Chairman of the Committee John McFall said: “I was astonished that the Prudential had taken £1.6 billion from their inherited estate to pay the costs of compensation arising from mis-selling.
“By reducing the size of the inherited estate in this way, the firm’s policyholders have a much lower chance of receiving a special distribution than they would have done otherwise.”
The FSA is currently looking at the issue, and launched a consultation last month with a view to ending the practice.
The Committee was also critical of firms for using surplus funds to pay shareholder tax and called on the FSA to consult on ending this by the end of 2008.
It claimed the practice was a “striking example” of how certain life firms were able to use their discretion to “further shareholders’ interests to the detriment of policyholders”.
It added that the FSA’s regulation of the issue was “barmy” as it allowed firms that had always charged tax to the inherited estate to continue doing so, while those that had not were barred from doing so.
The report also criticised firms for funding new business from inherited estates, while it called for With-Profits Committees, who are supposed to protect policyholders’ interests, to be given an explicit role in ensuring they are treated fairly in line with the FSA’s principles.
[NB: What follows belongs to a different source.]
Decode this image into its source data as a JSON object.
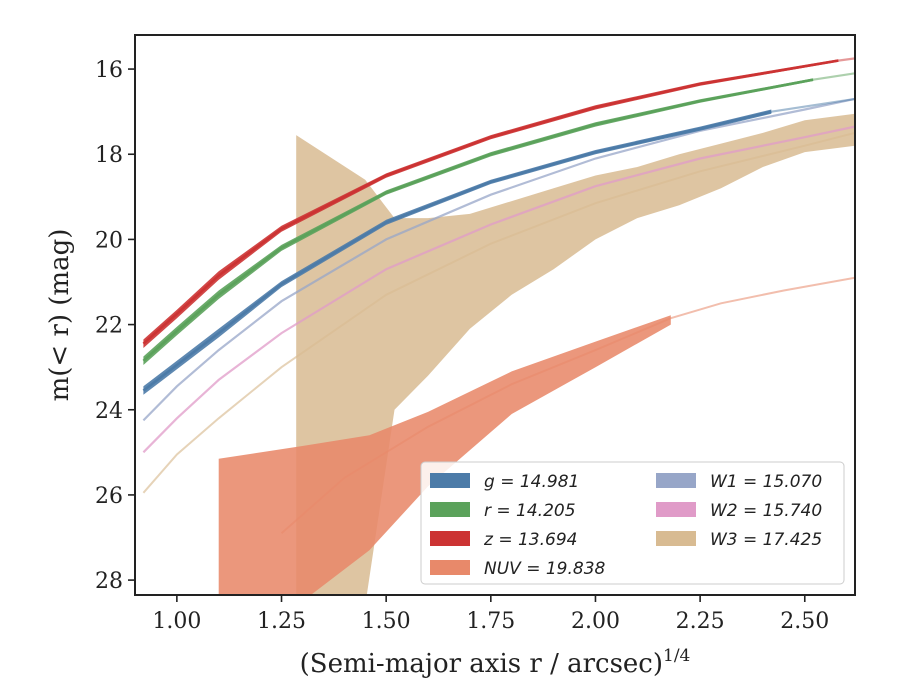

But the report said the use of inherited estates to smooth returns for policyholders between good years and bad ones was appropriate, although it called on the industry to make the process more transparent.
It criticised the fact that when firms did decide to return money to policyholders, they often phased payments over several years.
Norwich Union is currently returning £2.1 billion to certain of its with-profits policyholders, but it is making the payments over three years.
The Committee said this phasing meant many of the group’s longest standing policyholders would not receive all of the money when their policies matured, while those who decided to leave the fund would also miss out.
Overall, the report said the FSA had failed to develop clear principles for the regulation of inherited estates, instead becoming “embroiled in making judgments in the round” and “micro-regulating particular firms’ situations”.
Mr McFall said: “The approach taken by the FSA towards inherited estates seems a long way from the philosophy of ‘principles-based regulation’ to which it aspires.
“Policyholders need to have confidence that their interests are being protected, but the current oversight by the FSA gives no such assurance.
“Policyholders deserve a regulatory framework based on a clear set of principles and unambiguous guidance on how inherited estate can be used by life firms’ management.”